Le coincidenze non esistono, esistono i segnali: questo mi ha insegnato “La Profezia di Celestino” (quando avevo circa 22 anni). Da allora non fui più la stessa, divenni in tutto e per tutto una cacciatrice di segnali.
Non è un bel vivere, ve lo garantisco. Tutto quello che accade ha un significato ben più profondo di quello che in superficie si è in grado di scorgere. La vita è un intricato miscuglio di presenze misteriose, apparizioni significative e codici da decifrare. Neppure le ore ti dicono il vero, lo scorrere del tempo è un muoversi di dimensione parallela in dimensione parallela fino a perdere il senso di tutto. Un vero inferno.

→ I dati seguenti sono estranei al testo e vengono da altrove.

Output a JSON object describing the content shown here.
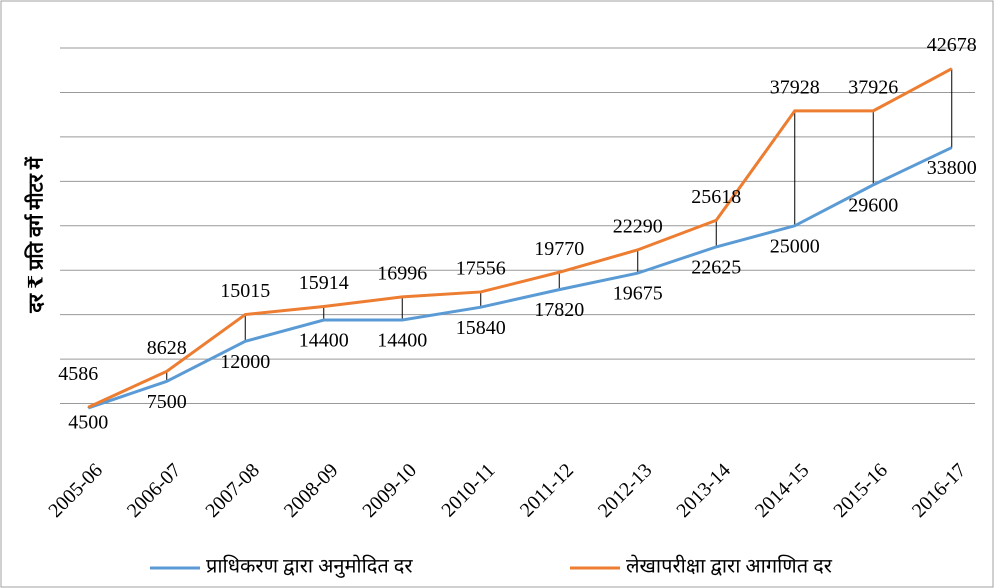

Vero, ma non del tutto. Ci sono segnali che son lì apposta per te. Non stanno aspettando nessun altro. Vogliono aiutarti a capire qualcosa. Se fai finta di niente peggio per te.
Ecco, questo peggio-per-te mi è più insopportabile del pensiero della morte, perché significa che me la sono voluta io. Ora: cosa sarà mai una vita trascorsa a elucubrare sui massimi sistemi al confronto di un maledetto peggio-per-te che ti si può palesare in qualsiasi istante per qualsivoglia motivo con violenza incontrollabile e mai davvero indolore? Nulla.
Quindi sto attenta. Sto attenta a quello che mi capita, a quello che mi tocca, a quello che mi circonda, a quello che sembra uno stramaledetto caso ma… potrebbe non esserlo. Anzi: sono sicura che non lo è. E nove volte su dieci, udite udite, è proprio così. D’altro canto non è che con un’indole del genere e un tardo-imprinting di ‘sto calibro potevo diventare altro se non una che viaggia con le storie h24/7, eh!
Però. Però li trovo davvero i segnali. Però non solo li trovo davvero, ma poi significano davvero qualcosa. E ammetto che una certa soddisfazione ce l’ho, e che in questo inferno di ricerca e lavorio sinaptico mi ci diverto un sacco.
Evviva Celestino, evviva la Profezia!